How to Check If Your Website Is Secure (5-Minute Guide)
A fast, do-it-yourself pass over the security basics every site should get right — TLS, headers, exposed files, and cookie flags — with the exact commands to check each.
The five-minute pass
You don't need a pentest to catch the obvious holes. This guide walks the high-signal basics any developer can verify in a few minutes with curl and a browser.
1. HTTPS everywhere (1 minute)
Every page must be served over TLS, and HTTP must redirect to HTTPS.
curl -sI http://yourdomain.com | grep -i "location\|301\|308"
You want a 301/308 redirect to the https:// URL. While you're here, confirm the certificate is valid (browsers will tell you) and not expiring soon.
2. Security headers (1 minute)
Headers are free, high-impact defenses. Check what you're sending:
curl -sI https://yourdomain.com
You're looking for these, at minimum:
Strict-Transport-Security: max-age=63072000; includeSubDomains; preload
Content-Security-Policy: default-src 'self'
X-Content-Type-Options: nosniff
Referrer-Policy: strict-origin-when-cross-origin
X-Frame-Options: DENY
- HSTS forces HTTPS and prevents downgrade attacks.
- CSP is your strongest defense against XSS.
- nosniff stops MIME-type confusion attacks.
- X-Frame-Options / frame-ancestors prevents clickjacking.
Missing CSP is the most common — and most damaging — gap.
3. Cookie flags (30 seconds)
Open DevTools → Application → Cookies. Every session/auth cookie should have:
- HttpOnly — JavaScript can't read it, so XSS can't steal it.
- Secure — only sent over HTTPS.
- SameSite=Lax (or Strict) — limits CSRF.
A session cookie without HttpOnly is one XSS away from full account takeover.
4. Exposed files (1 minute)
Misconfigured deploys leave sensitive files in the web root. Probe the usual suspects:
for f in .env .git/config .DS_Store backup.zip config.json wp-config.php; do
code=$(curl -s -o /dev/null -w "%{http_code}" "https://yourdomain.com/$f")
echo "$code $f"
done
Anything returning 200 here is a serious leak. A reachable .env or .git/config can hand an attacker your entire codebase and secrets.
5. Directory listing and verbose errors (30 seconds)
- Visit a folder path like
/uploads/. If you see a file listing, directory listing is on — turn it off. - Trigger an error (bad input to a form). If you get a full stack trace with file paths, your error handling is leaking internals. Return generic messages; log details server-side.
6. Outdated, vulnerable dependencies (1 minute)
Known CVEs in your dependencies are how a lot of "sophisticated" breaches actually happen.
npm audit --omit=dev
Patch anything high or critical. For non-JS stacks, use the equivalent (pip-audit, bundler-audit, etc.).
7. Authentication basics (30 seconds)
- Rate-limit login and password-reset endpoints (brute-force protection).
- Lock out or slow down after repeated failures.
- Don't reveal whether an email exists ("invalid email or password," not "no such user").
- Confirm auth/session cookies don't survive logout and expire on idle.

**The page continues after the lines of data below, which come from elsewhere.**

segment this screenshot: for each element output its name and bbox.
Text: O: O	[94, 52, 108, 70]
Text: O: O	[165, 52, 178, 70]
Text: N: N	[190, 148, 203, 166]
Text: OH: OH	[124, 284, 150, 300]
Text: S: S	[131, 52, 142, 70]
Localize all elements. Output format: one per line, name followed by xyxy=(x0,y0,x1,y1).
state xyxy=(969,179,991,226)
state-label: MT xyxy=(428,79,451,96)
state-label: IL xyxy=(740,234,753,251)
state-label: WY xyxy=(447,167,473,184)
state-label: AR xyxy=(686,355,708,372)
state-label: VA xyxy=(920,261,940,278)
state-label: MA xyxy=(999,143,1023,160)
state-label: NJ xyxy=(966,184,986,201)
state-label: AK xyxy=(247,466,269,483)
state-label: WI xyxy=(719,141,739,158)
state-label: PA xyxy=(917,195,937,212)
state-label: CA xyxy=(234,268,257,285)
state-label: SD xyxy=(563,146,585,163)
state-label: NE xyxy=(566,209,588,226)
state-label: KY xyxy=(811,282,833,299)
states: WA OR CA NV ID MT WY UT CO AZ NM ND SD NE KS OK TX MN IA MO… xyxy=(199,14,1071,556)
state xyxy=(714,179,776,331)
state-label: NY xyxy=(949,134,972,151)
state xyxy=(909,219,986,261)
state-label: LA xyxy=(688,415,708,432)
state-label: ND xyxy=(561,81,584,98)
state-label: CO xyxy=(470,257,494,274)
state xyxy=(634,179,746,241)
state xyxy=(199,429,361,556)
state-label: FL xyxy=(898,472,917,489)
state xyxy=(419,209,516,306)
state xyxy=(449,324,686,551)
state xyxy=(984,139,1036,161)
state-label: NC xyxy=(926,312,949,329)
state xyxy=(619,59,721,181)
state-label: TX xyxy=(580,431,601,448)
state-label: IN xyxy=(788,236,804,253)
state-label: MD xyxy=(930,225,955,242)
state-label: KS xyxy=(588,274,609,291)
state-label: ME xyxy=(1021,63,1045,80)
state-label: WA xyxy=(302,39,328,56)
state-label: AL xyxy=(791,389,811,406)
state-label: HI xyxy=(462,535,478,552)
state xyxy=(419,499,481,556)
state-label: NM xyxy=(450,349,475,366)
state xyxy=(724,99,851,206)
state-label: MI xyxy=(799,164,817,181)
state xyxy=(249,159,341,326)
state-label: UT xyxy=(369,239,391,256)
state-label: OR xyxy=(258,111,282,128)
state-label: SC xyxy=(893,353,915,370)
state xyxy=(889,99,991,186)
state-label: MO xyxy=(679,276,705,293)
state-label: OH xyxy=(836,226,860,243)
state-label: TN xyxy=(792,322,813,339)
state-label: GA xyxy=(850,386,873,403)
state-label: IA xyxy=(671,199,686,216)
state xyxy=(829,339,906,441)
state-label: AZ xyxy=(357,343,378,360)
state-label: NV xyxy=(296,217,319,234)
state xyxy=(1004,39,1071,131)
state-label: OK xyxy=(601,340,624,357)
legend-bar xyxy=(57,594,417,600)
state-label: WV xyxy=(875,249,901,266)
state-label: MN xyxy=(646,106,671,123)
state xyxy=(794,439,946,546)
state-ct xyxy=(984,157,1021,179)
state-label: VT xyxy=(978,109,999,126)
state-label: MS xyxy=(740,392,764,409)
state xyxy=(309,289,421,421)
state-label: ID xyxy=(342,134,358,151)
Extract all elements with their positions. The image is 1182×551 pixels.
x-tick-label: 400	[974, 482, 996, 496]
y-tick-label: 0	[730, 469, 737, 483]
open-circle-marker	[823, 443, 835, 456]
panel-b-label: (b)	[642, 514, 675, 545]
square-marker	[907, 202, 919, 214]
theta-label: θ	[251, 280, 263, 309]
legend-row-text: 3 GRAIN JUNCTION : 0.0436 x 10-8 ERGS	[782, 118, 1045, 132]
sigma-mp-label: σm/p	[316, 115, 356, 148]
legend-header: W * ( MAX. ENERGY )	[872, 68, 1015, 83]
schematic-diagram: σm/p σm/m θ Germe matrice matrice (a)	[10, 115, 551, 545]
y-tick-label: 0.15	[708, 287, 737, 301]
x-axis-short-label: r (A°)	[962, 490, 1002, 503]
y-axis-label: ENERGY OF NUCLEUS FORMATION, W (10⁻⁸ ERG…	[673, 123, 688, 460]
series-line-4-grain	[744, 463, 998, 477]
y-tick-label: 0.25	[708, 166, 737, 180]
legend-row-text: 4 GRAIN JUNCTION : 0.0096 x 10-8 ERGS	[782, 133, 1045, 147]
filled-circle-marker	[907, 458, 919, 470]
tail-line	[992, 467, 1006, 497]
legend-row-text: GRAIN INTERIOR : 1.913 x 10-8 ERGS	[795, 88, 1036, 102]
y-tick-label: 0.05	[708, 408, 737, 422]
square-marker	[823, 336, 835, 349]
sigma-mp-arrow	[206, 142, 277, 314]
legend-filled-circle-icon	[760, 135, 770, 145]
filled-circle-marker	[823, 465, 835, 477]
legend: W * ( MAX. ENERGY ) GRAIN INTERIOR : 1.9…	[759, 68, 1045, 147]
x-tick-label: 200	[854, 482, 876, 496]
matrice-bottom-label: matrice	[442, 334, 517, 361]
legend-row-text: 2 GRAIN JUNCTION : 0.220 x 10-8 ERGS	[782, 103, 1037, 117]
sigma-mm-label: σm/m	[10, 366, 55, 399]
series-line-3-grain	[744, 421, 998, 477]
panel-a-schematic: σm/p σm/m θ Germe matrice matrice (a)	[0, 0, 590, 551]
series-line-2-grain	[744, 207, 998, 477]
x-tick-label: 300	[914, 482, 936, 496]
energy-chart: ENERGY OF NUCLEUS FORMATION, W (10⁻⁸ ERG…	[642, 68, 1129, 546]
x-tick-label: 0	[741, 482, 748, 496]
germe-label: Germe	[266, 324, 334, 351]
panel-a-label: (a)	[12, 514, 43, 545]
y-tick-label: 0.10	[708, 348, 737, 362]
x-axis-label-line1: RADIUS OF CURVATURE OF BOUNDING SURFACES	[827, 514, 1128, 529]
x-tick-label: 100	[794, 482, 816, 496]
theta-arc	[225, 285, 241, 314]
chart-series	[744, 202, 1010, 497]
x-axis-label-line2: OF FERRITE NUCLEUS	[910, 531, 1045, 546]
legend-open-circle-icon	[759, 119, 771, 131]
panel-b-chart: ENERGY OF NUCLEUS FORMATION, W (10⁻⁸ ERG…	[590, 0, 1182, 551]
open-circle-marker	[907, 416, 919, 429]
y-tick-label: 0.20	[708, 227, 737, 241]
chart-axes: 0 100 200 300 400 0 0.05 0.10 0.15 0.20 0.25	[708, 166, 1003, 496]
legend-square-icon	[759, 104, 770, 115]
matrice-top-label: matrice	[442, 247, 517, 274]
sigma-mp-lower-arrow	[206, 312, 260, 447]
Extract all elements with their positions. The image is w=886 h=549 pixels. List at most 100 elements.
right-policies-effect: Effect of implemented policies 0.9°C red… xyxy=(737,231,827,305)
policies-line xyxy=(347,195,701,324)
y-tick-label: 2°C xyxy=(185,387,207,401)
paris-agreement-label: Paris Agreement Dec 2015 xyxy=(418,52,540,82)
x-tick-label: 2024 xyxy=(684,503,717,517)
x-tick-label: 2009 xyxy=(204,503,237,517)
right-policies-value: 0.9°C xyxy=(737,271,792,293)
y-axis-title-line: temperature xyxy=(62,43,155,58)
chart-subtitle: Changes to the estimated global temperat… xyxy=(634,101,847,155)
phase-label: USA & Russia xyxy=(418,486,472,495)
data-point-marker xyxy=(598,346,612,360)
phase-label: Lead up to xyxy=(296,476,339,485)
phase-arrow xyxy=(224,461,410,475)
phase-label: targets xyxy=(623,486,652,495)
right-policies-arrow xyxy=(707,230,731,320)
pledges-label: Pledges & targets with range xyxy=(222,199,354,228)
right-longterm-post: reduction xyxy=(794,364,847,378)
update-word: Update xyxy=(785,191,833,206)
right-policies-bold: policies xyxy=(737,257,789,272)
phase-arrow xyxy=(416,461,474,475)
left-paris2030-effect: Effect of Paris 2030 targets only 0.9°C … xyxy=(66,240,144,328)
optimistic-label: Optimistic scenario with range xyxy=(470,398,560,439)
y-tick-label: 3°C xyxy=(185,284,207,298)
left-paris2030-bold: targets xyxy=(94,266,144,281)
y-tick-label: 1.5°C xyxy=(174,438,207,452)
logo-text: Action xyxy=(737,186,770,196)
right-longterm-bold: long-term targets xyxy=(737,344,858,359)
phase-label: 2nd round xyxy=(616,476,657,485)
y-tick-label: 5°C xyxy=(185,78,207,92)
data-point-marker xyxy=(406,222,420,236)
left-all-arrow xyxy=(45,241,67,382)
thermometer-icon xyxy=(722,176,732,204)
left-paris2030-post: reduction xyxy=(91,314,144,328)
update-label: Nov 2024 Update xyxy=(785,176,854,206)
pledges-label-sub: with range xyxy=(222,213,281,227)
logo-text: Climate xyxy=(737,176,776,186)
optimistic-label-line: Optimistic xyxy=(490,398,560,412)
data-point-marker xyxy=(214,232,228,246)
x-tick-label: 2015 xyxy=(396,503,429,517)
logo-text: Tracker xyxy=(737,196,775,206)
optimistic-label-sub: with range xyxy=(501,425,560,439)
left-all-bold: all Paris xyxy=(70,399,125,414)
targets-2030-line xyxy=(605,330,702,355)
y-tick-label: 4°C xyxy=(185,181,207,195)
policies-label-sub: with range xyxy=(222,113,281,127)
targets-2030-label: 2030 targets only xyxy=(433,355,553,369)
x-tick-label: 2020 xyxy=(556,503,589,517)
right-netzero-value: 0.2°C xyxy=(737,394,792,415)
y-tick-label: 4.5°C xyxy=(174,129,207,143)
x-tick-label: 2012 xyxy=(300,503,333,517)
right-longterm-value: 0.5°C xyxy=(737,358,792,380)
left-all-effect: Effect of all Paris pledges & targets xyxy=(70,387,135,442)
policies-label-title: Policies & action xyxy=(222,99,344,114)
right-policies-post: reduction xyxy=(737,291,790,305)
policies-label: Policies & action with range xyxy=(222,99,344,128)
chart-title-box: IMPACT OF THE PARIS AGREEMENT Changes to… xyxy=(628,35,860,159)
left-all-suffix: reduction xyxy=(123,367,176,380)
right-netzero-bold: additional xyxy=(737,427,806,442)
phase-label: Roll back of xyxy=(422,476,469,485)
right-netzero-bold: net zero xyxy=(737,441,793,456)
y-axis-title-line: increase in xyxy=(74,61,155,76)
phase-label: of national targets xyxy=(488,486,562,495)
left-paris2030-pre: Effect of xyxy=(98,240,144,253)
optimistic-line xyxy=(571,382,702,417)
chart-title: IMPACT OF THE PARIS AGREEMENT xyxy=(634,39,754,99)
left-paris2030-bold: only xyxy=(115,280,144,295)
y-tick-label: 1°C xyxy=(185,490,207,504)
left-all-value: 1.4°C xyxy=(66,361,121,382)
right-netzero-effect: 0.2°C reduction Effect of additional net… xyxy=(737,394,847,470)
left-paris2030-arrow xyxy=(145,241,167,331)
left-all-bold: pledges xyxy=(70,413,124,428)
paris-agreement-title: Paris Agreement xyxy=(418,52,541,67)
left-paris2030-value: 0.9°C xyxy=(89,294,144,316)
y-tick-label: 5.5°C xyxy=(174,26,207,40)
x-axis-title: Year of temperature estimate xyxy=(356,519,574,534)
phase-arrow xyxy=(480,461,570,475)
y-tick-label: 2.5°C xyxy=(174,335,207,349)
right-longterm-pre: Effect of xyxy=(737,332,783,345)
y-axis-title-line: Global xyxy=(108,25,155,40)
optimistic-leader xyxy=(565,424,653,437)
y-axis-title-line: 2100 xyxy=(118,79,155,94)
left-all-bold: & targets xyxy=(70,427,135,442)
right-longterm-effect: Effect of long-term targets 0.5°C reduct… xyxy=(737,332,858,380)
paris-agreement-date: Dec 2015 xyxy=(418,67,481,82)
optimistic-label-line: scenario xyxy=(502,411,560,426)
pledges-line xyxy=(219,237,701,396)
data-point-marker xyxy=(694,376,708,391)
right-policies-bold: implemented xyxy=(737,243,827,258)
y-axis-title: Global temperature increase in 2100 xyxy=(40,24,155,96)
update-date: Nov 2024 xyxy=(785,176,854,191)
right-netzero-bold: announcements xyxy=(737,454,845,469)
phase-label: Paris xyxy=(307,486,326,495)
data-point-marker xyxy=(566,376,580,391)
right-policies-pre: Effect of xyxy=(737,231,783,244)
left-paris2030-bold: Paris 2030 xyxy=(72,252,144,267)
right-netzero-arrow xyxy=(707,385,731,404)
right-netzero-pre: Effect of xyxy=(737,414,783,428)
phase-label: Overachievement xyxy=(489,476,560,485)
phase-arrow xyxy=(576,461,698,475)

A quick way to test the enumeration oracle: submit a login with a known-bad email and again with a real email plus a wrong password. If the two responses differ in wording, status, or timing, you're leaking which accounts exist.
8. CORS configuration (30 seconds)
A wide-open CORS policy lets any website call your authenticated API from a victim's browser. Check what your API actually allows:
curl -sI -H "Origin: https://evil.example" https://yourdomain.com/api/me \
| grep -i "access-control-allow"
If you see Access-Control-Allow-Origin: * (or your API reflecting https://evil.example back) together with Access-Control-Allow-Credentials: true, that's a finding. Allowlist specific trusted origins instead of reflecting whatever asks.
Quick scorecard
| Check | Pass condition |
|---|---|
| HTTPS | HTTP → HTTPS redirect, valid cert |
| HSTS | header present, long max-age |
| CSP | header present, not just unsafe-inline everywhere |
| Cookies | HttpOnly + Secure + SameSite |
| Exposed files | .env, .git return 404 |
| Errors | no stack traces to users |
| Dependencies | no high/critical CVEs |
What this guide doesn't cover
This is the surface. It won't find SQL injection, IDOR/broken access control, business-logic flaws, or BaaS misconfigurations — those need active probing. Treat this as the floor, not the ceiling.